The Ravens' seven sacks this season rank tied for 16th in the NFL – right in the middle of the pack. However, Baltimore sits atop the league in quarterback hits.
So, can we expect more sacks to come?
"I hope so," Martindale said. "But like I said, the stat of hitting the quarterback, we're leading the league in it. So, I do think there will be sacks that come, yes."
Head Coach John Harbaugh and Martindale were clear that the Ravens need more production from third-year pass rushers Tyus Bowser and Tim Williams. Neither has a sack yet this season. It's about making the most of their opportunities to prove that they deserve more.
"They just need to join the party," Martindale said. "We're working on the right chemistry, the right looks to get more one-on-ones, which we've done."
Martindale Wants Fewer Snaps for McPhee
A big part of the Ravens' desire to get more from Bowser and Williams is to put less on Pernell McPhee.
The 30-year-old veteran has been exceptional so far and has two sacks after not notching any last season with the Washington Redskins.
However, McPhee is playing more snaps than the Ravens really want at this time.
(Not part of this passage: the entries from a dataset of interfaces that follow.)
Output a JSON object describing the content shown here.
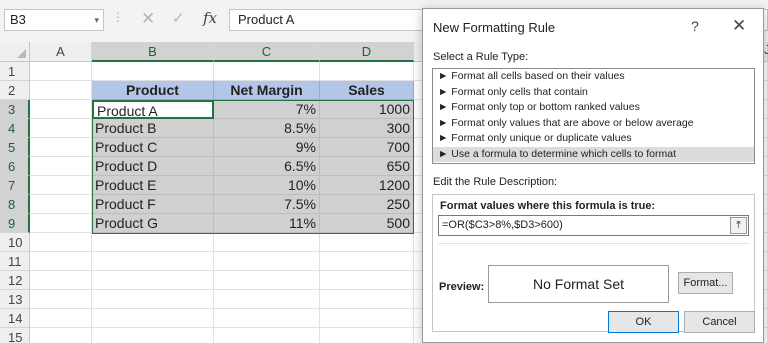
{
  "formula_bar": {
    "name_box": "B3",
    "cancel_glyph": "✕",
    "enter_glyph": "✓",
    "fx_label": "fx",
    "formula_value": "Product A"
  },
  "sheet": {
    "column_headers": [
      "A",
      "B",
      "C",
      "D"
    ],
    "row_headers": [
      "1",
      "2",
      "3",
      "4",
      "5",
      "6",
      "7",
      "8",
      "9",
      "10",
      "11",
      "12",
      "13",
      "14",
      "15"
    ],
    "table_header": [
      "Product",
      "Net Margin",
      "Sales"
    ],
    "rows": [
      [
        "Product A",
        "7%",
        "1000"
      ],
      [
        "Product B",
        "8.5%",
        "300"
      ],
      [
        "Product C",
        "9%",
        "700"
      ],
      [
        "Product D",
        "6.5%",
        "650"
      ],
      [
        "Product E",
        "10%",
        "1200"
      ],
      [
        "Product F",
        "7.5%",
        "250"
      ],
      [
        "Product G",
        "11%",
        "500"
      ]
    ],
    "partial_column_label": "J"
  },
  "dialog": {
    "title": "New Formatting Rule",
    "help_glyph": "?",
    "close_glyph": "✕",
    "select_rule_label": "Select a Rule Type:",
    "rule_types": [
      "► Format all cells based on their values",
      "► Format only cells that contain",
      "► Format only top or bottom ranked values",
      "► Format only values that are above or below average",
      "► Format only unique or duplicate values",
      "► Use a formula to determine which cells to format"
    ],
    "selected_rule_index": 5,
    "edit_desc_label": "Edit the Rule Description:",
    "formula_label": "Format values where this formula is true:",
    "formula": "=OR($C3>8%,$D3>600)",
    "collapse_glyph": "⤒",
    "preview_label": "Preview:",
    "preview_text": "No Format Set",
    "format_button": "Format...",
    "ok_button": "OK",
    "cancel_button": "Cancel"
  },
  "colors": {
    "header_fill": "#b4c6e7",
    "data_fill": "#d0d0d0",
    "selection_border": "#217346"
  }
}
He saw 56 snaps (82 percent) of the defensive action in Kansas City, compared to 15 and 13 snaps for Williams and Bowser, respectively.
"He's holding up great, but this is only Game 3," Martindale said of McPhee. "I want to make sure we get him to 16. I said that today in the meeting. I want him to be effective in the first quarter, second quarter, third quarter, but especially in that fourth quarter, of what he can do. And we've all seen what he can do."
Rookie Jaylon Ferguson could be part of the answer. He played nine snaps (13 percent) in Kansas City.
"We want to get him playing more," Martindale said. "For the first game, it was OK. He knows the mistakes that he made. I think he'll just get better and better the more reps that he gets."
Ravens Emphasizing Improvement on Two-Point Conversions
The Ravens may or may not go for two a lot against the Browns like they did versus the Chiefs. As Harbaugh said earlier this week, the strategy is game specific.
However, the Ravens know that if they do remain as aggressive, or if the offense wants to be continued to be trusted to do so, they need to improve on their execution.
In Kansas City, Baltimore moved the chains on fourth down three of the four times it went for it, but did not convert on any of its three two-point conversion attempts.
"I think we have to coach better and execute better," Roman said. "There's a lot to learn from that, but yes, we have to be ready to execute and win the situation. We spend a lot of time on it, and there's a lot to learn from that. So, moving forward, we have to be on it. We weren't happy about those results."
Whether the Ravens attempt more two-point conversions or not, it's clear that Baltimore will continue to be aggressive in short-yardage situations in general, including on fourth down. The Ravens won't play scared, Harbaugh said.
Roman said going for it more on fourth down does affect his play-calling on third down.
"Yes, I definitely think when you know you've got four downs, you're going to call it a little different," Roman said.
Hayden Hurst Ready If Mark Andrews Is Not
Tight end Mark Andrews missed his second straight day of practice Thursday, putting his status for Sunday's game in question. Andrews missed practice time each of the past two weeks and still played, but he only sat out one full practice each of those times.
If Andrews can't play, fellow second-year tight end Hayden Hurst would be the player who would likely step into his role.
"Nothing really changes for me," Hurst said. "I go out every week and run the stuff the coaches want me to run. I do a lot throughout the week in the pass game."
Hurst has six catches for 56 yards and a touchdown so far this season. The first-round pick whose rookie season was derailed by a preseason foot injury is still looking for his chance to break out after he fell behind Andrews in the pecking order last year.
"The competitor in me wants to get out there and show what I've been doing in practice and doing in camp," Hurst said.